Spain is a favorite of international travelers because of its warm climate, rich history, vibrant culture, and idyllic beaches.
From the national capital of Madrid, to the picturesque city of Barcelona, to the coastlines of Andalusia, to the Spanish Islands, there is a wide variety of things to see and do. Here’s a guide to the top places to see in Spain.
Many people base their visits in Madrid, in central Spain. They can tour museums and other attractions, do some shopping and dining, and attend a bullfight. For more than 400 years, Plaza Mayor has been a center of activity. The site features elegant architecture like the Royal Palace, an 18th century edifice reflecting baroque and classical styles. The square also is a great place to get a bite to eat.

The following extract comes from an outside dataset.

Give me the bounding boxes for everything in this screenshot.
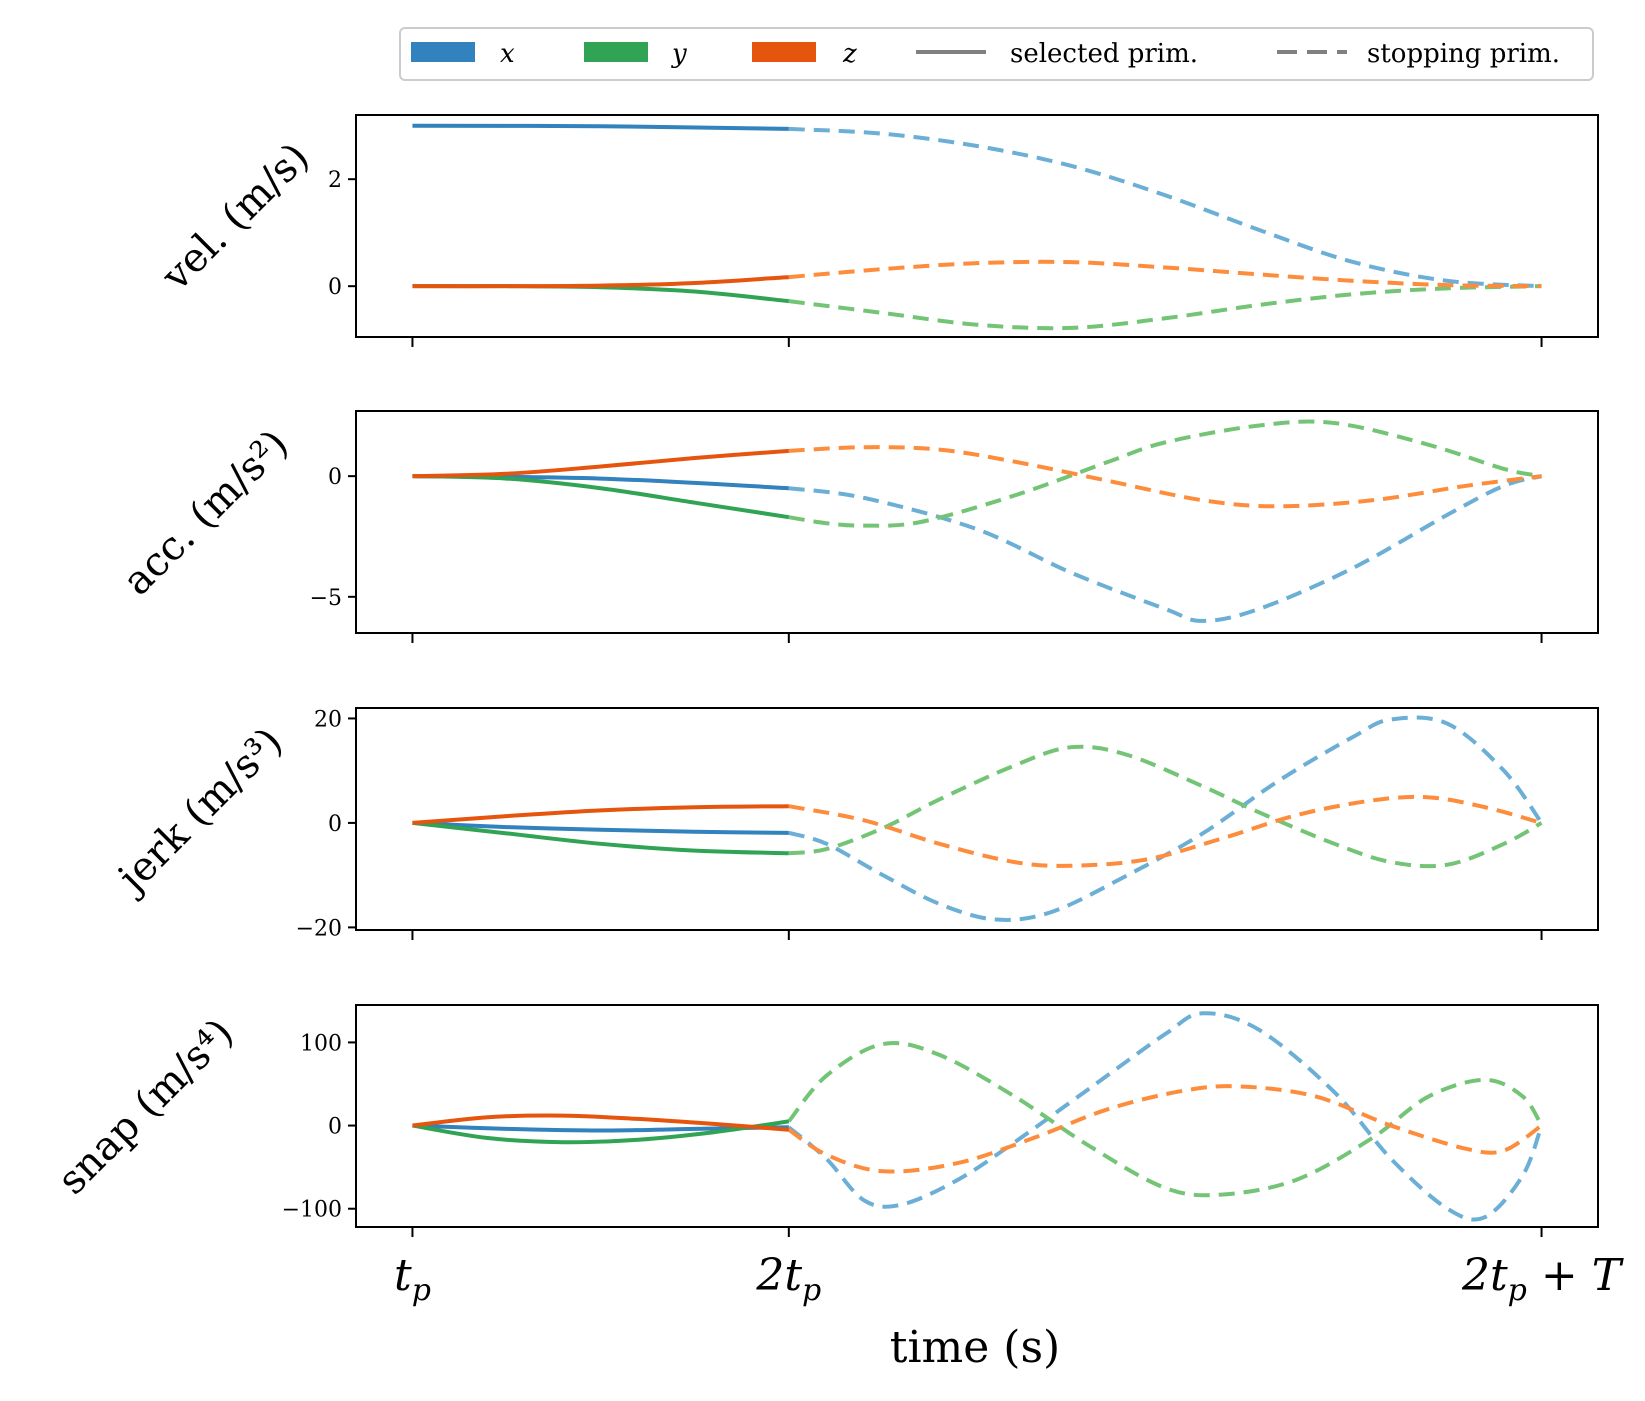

This gorgeous city sits at the foot of mountains, beside the Mediterranean Sea, on the eastern edge of the Spanish mainland. A mecca for art lovers, Barcelona is home to magnificent palaces, cathedrals, and museums. The awe-inspiring Sagrada Familiar, a Catholic basilica with soaring towers, deserves to be on every traveler’s itinerary. The old town area, known as the Gothic Quarter, has stone buildings from the Middle Ages. The city offers seven fantastic strips of sand, including the famous Barcelona Beach.

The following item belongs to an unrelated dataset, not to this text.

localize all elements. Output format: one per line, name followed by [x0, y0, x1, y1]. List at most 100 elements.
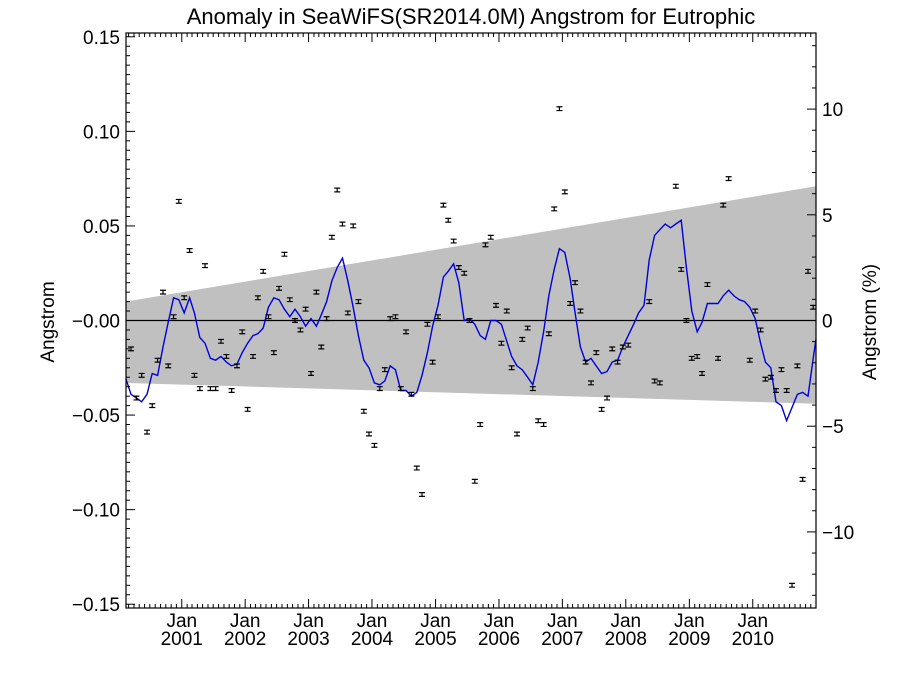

More ocean beaches are found in this southern region. Among the best are Costa del Sol and Costa Blanco, which are popular resort areas. Tourists play water sports, sail, take boat tours, or just lie on the white sand. Nearby villages have colonial-style homes with red-tiled roofs. There is a picturesque lighthouse in Luarca and a 13th century church in Aviles.
Andalusia’s Islamic past is on display at Alhambra, an ornate Moorish palace and fortress from the 9th century in Granada; and the Mosque of Cordoba, an Islamic cathedral built in 987. Granada also boasts a 16th century cathedral. Alcazar de Seville, the third-largest house of worship in the world with 80 chapels, was erected in the 15th and 16th centuries. Christopher Columbus is buried there. Andalusia is wonderful place to soak in Spain’s culture, which consists of music and dance traditions such as flamenco.
Several archipelagoes just offshore draw sunbathers and anglers. Resort guests scuba dive, snorkel, water ski, windsurf, parasail, and sea kayak. They also go to amusement parks, play golf and tennis, skydive, and hike.
More than 23 million people flock to Majorca, part of the Balearic Islands, every year for the beaches and resorts. Another island in the chain, Ibiza, has similar amenities plus a castle, cathedral, and art museum. Nature lovers appreciate the Atlantic Ocean’s Canary Islands, which feature four national parks teeming with wildlife.
Festivals and Events In Spain
Festivals take place throughout the year. Those in Andalusia include the International Festival of Music and Dance in Granada; the Festival de la Guitarra de Cordoba; and a celebration involving sword dancers, fireworks, and games in Obejo.
The country’s best-known festival is the “running of the bulls,” in which people chase the animals through the streets of Pamplona. Bunol stages La Tomatina, with strange contests like climbing a greased pole to grab a ham mounted on top. Onlookers cheer while others spray them with water. Madrid sponsors the Veranos de la Ville (“Summer in the City”) festival, with musicians and theatrical performers.